Monitoring and Safety Considerations

Potential Adverse Effects

• Genital mycotic infections (higher risk in women than men: 6% vs 1%) 1
• Volume depletion (especially in patients on diuretics) 1
• Diabetic ketoacidosis 1
• Urinary tract infections 1
• Hypoglycemia (when used with insulin or sulfonylureas) 1

Monitoring Recommendations

• Assess renal function prior to initiation and periodically thereafter 1
• Anticipate initial, reversible decline in eGFR (hemodynamic effect) 1
• Monitor volume status, especially in patients on diuretics 1
• Consider reducing diuretic doses before starting therapy 1

Contraindications

• eGFR <20 mL/min/1.73 m² 1
• Kidney transplant recipients 1
• Patients requiring or with recent immunosuppressive therapy for kidney disease 1
• Not recommended for CKD in polycystic kidney disease 1

Clinical Decision Algorithm

1. Assess patient eligibility:

   • Type 2 diabetes with established ASCVD, multiple CV risk factors, or CKD
   • eGFR ≥20 mL/min/1.73 m²
   • Presence of albuminuria (prioritize if ACR ≥200 mg/g)

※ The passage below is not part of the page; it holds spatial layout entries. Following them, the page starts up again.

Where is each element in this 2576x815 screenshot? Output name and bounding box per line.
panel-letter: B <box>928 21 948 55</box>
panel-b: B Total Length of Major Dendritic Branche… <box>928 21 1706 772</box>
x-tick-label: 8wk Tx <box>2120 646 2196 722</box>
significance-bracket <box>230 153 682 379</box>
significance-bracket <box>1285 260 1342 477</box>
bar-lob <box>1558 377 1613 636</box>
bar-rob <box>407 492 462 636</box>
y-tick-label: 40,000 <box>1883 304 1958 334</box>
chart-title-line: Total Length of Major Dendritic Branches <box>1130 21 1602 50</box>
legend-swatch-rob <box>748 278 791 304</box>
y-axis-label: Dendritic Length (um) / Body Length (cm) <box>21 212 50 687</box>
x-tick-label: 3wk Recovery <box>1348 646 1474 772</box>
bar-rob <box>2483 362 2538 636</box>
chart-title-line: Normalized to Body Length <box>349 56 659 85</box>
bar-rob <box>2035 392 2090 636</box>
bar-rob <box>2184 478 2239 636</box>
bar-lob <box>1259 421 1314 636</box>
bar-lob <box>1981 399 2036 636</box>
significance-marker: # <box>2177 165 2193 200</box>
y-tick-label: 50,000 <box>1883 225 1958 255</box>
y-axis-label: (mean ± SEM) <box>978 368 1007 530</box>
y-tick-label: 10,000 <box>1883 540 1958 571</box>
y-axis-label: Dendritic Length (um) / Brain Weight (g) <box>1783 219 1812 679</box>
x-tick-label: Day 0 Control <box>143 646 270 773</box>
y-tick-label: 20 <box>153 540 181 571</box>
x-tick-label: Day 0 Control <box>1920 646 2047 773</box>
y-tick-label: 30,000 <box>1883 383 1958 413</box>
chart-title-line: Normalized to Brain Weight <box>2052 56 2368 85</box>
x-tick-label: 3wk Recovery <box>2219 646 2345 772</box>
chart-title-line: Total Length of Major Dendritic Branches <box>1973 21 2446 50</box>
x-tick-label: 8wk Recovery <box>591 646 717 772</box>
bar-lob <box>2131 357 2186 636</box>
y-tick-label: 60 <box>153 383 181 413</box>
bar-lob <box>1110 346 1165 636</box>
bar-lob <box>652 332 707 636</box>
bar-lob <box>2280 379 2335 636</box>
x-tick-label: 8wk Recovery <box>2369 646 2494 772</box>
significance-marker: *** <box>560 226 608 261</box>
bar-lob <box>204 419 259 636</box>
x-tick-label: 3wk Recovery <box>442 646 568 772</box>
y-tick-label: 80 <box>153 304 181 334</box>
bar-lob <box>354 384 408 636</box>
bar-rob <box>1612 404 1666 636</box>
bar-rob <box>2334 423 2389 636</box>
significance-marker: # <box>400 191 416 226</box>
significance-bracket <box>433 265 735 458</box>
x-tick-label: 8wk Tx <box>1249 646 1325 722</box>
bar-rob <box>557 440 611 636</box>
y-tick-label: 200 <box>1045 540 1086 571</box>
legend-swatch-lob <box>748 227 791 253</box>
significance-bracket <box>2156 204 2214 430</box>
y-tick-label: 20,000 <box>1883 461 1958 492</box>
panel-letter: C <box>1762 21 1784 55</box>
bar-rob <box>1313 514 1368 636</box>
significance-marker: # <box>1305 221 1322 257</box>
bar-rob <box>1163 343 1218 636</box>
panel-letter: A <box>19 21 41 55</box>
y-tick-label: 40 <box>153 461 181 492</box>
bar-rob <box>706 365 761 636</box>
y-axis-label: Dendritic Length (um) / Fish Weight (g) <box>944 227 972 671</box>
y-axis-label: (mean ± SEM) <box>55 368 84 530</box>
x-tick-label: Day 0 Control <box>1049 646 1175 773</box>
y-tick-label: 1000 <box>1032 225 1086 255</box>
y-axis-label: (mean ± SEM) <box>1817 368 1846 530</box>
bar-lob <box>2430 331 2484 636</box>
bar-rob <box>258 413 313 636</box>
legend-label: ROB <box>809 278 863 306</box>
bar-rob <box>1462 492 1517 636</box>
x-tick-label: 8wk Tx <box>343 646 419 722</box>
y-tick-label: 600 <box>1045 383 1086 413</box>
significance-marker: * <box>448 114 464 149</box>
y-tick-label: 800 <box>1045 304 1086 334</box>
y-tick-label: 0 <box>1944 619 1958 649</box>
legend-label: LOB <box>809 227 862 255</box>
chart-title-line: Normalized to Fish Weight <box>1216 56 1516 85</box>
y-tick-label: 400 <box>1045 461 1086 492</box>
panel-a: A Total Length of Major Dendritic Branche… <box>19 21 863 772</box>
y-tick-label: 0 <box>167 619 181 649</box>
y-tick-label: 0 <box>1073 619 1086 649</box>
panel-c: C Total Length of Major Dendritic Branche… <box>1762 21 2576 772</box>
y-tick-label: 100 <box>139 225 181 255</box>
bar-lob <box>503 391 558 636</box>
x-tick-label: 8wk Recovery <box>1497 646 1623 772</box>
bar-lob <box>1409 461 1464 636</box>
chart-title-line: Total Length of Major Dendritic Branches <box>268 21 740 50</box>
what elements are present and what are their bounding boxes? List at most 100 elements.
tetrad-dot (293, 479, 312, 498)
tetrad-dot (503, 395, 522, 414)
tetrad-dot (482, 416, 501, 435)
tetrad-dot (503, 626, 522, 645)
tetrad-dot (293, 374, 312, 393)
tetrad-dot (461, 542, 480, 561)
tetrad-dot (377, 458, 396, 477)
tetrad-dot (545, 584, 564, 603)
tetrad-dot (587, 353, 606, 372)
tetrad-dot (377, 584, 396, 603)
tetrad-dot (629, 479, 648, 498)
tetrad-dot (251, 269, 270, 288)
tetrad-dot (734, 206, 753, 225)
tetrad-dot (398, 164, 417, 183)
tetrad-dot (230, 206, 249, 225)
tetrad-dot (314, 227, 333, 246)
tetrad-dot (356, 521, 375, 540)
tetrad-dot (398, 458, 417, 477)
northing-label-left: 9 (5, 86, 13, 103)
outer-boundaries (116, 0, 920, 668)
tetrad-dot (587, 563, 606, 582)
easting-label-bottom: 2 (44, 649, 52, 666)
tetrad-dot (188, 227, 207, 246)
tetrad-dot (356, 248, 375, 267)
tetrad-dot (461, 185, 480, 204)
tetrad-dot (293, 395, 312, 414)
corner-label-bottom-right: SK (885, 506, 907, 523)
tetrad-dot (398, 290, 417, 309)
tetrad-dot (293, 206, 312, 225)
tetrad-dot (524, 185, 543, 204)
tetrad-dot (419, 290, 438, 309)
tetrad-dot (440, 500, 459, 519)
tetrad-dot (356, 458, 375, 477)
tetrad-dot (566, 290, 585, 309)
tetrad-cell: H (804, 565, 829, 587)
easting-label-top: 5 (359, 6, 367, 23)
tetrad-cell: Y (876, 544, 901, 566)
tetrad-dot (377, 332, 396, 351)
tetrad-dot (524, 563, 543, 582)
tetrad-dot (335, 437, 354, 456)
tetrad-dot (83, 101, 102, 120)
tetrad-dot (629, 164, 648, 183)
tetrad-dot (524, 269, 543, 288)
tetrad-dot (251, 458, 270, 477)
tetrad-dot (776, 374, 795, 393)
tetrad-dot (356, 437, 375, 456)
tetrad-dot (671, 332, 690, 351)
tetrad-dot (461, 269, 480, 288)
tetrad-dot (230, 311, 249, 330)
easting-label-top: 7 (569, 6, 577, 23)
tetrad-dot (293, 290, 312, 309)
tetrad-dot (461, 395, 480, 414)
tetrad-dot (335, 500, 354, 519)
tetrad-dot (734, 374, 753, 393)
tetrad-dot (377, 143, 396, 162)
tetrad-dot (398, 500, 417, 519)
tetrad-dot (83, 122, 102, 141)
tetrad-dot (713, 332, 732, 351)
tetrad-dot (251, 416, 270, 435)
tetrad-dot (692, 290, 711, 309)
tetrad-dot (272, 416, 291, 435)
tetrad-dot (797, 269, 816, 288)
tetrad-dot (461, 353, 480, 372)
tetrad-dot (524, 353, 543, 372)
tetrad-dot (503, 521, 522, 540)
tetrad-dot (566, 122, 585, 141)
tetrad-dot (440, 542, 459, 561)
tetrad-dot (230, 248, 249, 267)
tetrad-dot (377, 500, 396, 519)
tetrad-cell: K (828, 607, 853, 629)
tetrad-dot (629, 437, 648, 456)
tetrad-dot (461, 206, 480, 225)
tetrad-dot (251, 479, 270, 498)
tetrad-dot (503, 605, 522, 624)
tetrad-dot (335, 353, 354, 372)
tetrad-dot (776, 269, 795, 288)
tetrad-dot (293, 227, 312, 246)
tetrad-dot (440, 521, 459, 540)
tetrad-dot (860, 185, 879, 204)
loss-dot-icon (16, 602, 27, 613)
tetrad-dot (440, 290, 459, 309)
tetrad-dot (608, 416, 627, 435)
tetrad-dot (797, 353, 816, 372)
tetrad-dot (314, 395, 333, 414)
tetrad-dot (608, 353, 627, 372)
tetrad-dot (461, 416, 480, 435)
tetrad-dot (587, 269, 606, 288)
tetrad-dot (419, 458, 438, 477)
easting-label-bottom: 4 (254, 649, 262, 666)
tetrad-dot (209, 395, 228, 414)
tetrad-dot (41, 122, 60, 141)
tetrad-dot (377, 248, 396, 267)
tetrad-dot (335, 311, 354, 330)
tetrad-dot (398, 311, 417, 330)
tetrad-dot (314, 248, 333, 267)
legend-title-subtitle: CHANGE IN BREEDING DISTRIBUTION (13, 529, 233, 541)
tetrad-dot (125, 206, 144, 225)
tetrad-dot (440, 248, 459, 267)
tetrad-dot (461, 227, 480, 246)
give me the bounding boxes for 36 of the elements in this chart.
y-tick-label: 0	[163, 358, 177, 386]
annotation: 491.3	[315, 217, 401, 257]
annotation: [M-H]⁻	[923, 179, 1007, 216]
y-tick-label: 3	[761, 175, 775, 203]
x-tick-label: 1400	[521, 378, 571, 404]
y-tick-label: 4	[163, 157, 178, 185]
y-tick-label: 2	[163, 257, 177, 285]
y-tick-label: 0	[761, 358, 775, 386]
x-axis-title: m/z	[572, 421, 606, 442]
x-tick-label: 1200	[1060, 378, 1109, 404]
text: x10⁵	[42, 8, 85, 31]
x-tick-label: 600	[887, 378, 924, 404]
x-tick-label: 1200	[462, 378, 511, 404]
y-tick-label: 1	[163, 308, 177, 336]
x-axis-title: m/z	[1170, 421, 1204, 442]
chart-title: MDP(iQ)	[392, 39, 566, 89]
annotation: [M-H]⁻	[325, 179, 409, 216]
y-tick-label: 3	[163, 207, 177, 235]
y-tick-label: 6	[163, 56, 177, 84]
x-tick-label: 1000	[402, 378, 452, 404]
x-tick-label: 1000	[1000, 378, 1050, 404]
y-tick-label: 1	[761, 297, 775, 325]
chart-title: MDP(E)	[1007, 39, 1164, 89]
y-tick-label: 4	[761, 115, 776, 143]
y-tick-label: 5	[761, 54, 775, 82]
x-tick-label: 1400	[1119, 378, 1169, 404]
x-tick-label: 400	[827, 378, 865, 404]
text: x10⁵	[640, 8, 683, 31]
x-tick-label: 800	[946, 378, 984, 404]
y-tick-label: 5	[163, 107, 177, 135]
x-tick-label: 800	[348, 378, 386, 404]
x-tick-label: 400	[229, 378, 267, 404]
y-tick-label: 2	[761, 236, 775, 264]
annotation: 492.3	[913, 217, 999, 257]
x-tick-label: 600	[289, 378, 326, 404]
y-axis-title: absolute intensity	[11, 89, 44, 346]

2. Select appropriate SGLT2 inhibitor:

   • For patients with predominant CV disease: Consider empagliflozin (strongest CV death reduction)
   • For patients with diabetic kidney disease with albuminuria: Consider canagliflozin or dapagliflozin
   • For patients with heart failure: Consider dapagliflozin or empagliflozin

3. Dose based on renal function:

   • eGFR ≥60 mL/min/1.73 m²: Full dose of any SGLT2 inhibitor
   • eGFR 45-59 mL/min/1.73 m²: Empagliflozin 10-25 mg, canagliflozin 100 mg, or dapagliflozin 10 mg
   • eGFR 20-44 mL/min/1.73 m²: Dapagliflozin 10 mg or consider other agents based on specific indications

4. Continue therapy even if eGFR falls below the initiation threshold, unless patient is not tolerating treatment or kidney replacement therapy is initiated 1

SGLT2 inhibitors represent a breakthrough in cardiovascular and kidney protection for patients with type 2 diabetes and CKD, with benefits extending beyond glycemic control to include significant reductions in mortality, cardiovascular events, and kidney disease progression.